La charge mentale s’installe souvent sans bruit.
Et un jour, une phrase revient en boucle :
“Je n’ai pas de temps pour moi.”
Derrière ces mots, il n’y a pas qu’un emploi du temps chargé.
Il y a une fatigue plus profonde, une pression constante… et parfois les premiers signes d’un épuisement qui s’installe.
Une course permanente… jusqu’à s’oublier
Ces femmes vivent chaque jour comme une course effrénée.
Elles jonglent entre vie professionnelle et vie familiale, planifient, organisent, anticipent… et finissent par s’oublier.
Le week-end ?
Un marathon :
- lessives
- ménage
- repas
- activités des enfants
Et quand un petit créneau “libre” apparaît…
« Autant en profiter pour ranger deux trucs. »
Ces quelques minutes, censées être pour elles, deviennent encore un moment où elles donnent… sans jamais se recharger.
Le piège du “tout finir”
Question de réflexion :
👉 Le “tout finir”… existe-t-il vraiment ?

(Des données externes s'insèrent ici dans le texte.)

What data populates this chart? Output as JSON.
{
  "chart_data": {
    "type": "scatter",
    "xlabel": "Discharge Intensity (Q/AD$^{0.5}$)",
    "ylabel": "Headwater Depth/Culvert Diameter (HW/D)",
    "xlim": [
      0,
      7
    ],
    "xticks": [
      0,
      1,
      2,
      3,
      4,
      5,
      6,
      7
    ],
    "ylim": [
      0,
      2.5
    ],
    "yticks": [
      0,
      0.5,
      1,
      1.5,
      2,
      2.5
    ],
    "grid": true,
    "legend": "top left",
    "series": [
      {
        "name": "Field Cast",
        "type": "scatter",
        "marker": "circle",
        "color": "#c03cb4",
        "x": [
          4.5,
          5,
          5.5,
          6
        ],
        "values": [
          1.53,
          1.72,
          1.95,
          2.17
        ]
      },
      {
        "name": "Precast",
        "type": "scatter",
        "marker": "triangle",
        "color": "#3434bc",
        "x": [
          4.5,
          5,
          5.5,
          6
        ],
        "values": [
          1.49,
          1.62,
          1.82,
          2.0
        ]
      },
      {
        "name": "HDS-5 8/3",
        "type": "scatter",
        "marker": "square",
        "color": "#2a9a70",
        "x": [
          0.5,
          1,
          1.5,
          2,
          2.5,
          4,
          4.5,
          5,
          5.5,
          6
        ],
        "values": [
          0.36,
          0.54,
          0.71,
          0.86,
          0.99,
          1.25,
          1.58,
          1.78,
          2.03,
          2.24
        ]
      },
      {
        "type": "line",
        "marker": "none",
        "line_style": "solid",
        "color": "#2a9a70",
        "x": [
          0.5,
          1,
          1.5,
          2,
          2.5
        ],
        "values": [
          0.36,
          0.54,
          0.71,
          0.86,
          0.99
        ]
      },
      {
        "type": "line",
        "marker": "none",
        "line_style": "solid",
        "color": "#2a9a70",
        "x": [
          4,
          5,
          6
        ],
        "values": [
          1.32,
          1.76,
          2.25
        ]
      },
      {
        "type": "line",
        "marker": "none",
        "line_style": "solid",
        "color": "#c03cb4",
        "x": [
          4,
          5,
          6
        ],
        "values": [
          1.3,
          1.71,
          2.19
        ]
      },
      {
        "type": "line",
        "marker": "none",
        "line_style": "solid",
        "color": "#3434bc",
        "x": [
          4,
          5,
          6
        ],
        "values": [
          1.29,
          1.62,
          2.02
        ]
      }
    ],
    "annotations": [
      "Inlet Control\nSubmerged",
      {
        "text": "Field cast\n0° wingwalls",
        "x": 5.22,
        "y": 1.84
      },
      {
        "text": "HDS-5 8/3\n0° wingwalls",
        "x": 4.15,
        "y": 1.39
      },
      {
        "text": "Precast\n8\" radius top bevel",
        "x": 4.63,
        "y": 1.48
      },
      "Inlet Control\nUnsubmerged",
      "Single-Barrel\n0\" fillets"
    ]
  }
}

(Si oui, ça mériterait presque un sujet de philosophie.)
Car dans les faits :
– il y a toujours quelque chose à faire
– toujours une tâche à ajouter
– toujours une case à remplir
Une charge mentale invisible… mais épuisante
Leur cerveau devient un véritable tableau Excel.
Tout doit rentrer dans une case.
- anticiper
- prévoir
- gérer
- penser pour les autres
👉 même penser à ce que l’autre a oublié de penser
Et petit à petit :
- la fatigue s’installe
- l’irritabilité apparaît
- le sentiment d’échec s’invite
“Il m’aide”… mais ce n’est pas suffisant
Certaines le disent en séance, avec gêne :
« Pourtant mon conjoint m’aide. »
Mais ce qu’elles aimeraient vraiment, ce n’est pas de l’aide.
👉 C’est du partage de charge mentale
- qu’il pense
- qu’il anticipe
- qu’il voie
- qu’il agisse sans qu’on le lui dise
Parce que :
Répéter fatigue souvent plus que faire.
Une réalité aussi sociétale
Comme le souligne le Dr Lechemia :
« On demande à une femme de travailler comme si elle n’avait pas d’enfants, d’élever ses enfants comme si elle n’avait pas de travail, et d’avoir l’apparence d’une femme qui n’a ni travail ni enfant. »
Ces situations ne sont pas individuelles.
Elles s’inscrivent dans une réalité plus large :
- 70 % des tâches liées aux enfants sont encore assumées par les femmes
- une double journée professionnelle + familiale
- des attentes élevées sur tous les plans
👉 Résultat :
- les femmes sont plus touchées par le burn-out
- la charge mentale devient un stress chronique
Le vrai blocage : ne pas s’autoriser du temps pour soi
Le problème n’est pas toujours le manque de temps réel.
👉 C’est le manque d’autorisation.
S’autoriser à :
- demander de l’aide
- déléguer
- dire non
- ralentir
- prendre un moment pour soi
Pourquoi c’est difficile ?
- peur d’être jugée
- peur d’être égoïste
- peur que tout s’écroule
👉 et surtout : la culpabilité
Le jour où tout change
Le jour où elles commencent à s’autoriser ces moments…
Même 10 minutes.
Tout change.
Elles réalisent que :
- le bon moment n’arrive jamais → il se crée
- il y aura toujours quelque chose à faire
- parfois… elles créent même des tâches pour éviter de s’arrêter (oui, ça arrive vraiment!)
Reprendre de la place pour exister
Quand elles prennent ce temps :
👉 elles ne “gagnent” pas du temps
Elles récupèrent :
– de l’espace
– de l’énergie
– une présence à elles-mêmes
Exercice : retrouver “la case invisible”
Je vous propose un exercice simple, mais puissant.
Repérez dans votre journée une “case” de 10 à 30 minutes.
Elle existe déjà.
Elle se cache dans :
- un creux
- une attente
- une transition
- une pause non assumée
👉 Et au lieu de penser :
“Autant en profiter pour…”
Arrêtez-vous un instant. Respirez.
Et demandez-vous :
“Et si ce moment était pour moi ?”
Concrètement, ça peut être :
- un thé
- quelques pages d’un livre
- une respiration consciente
- une douche
- un silence
- une courte marche
Et surtout…
👉 faites-le sans culpabilité
Parce qu’à attendre le “bon moment” pour prendre soin de vous… vous risquez simplement de ne jamais le trouver.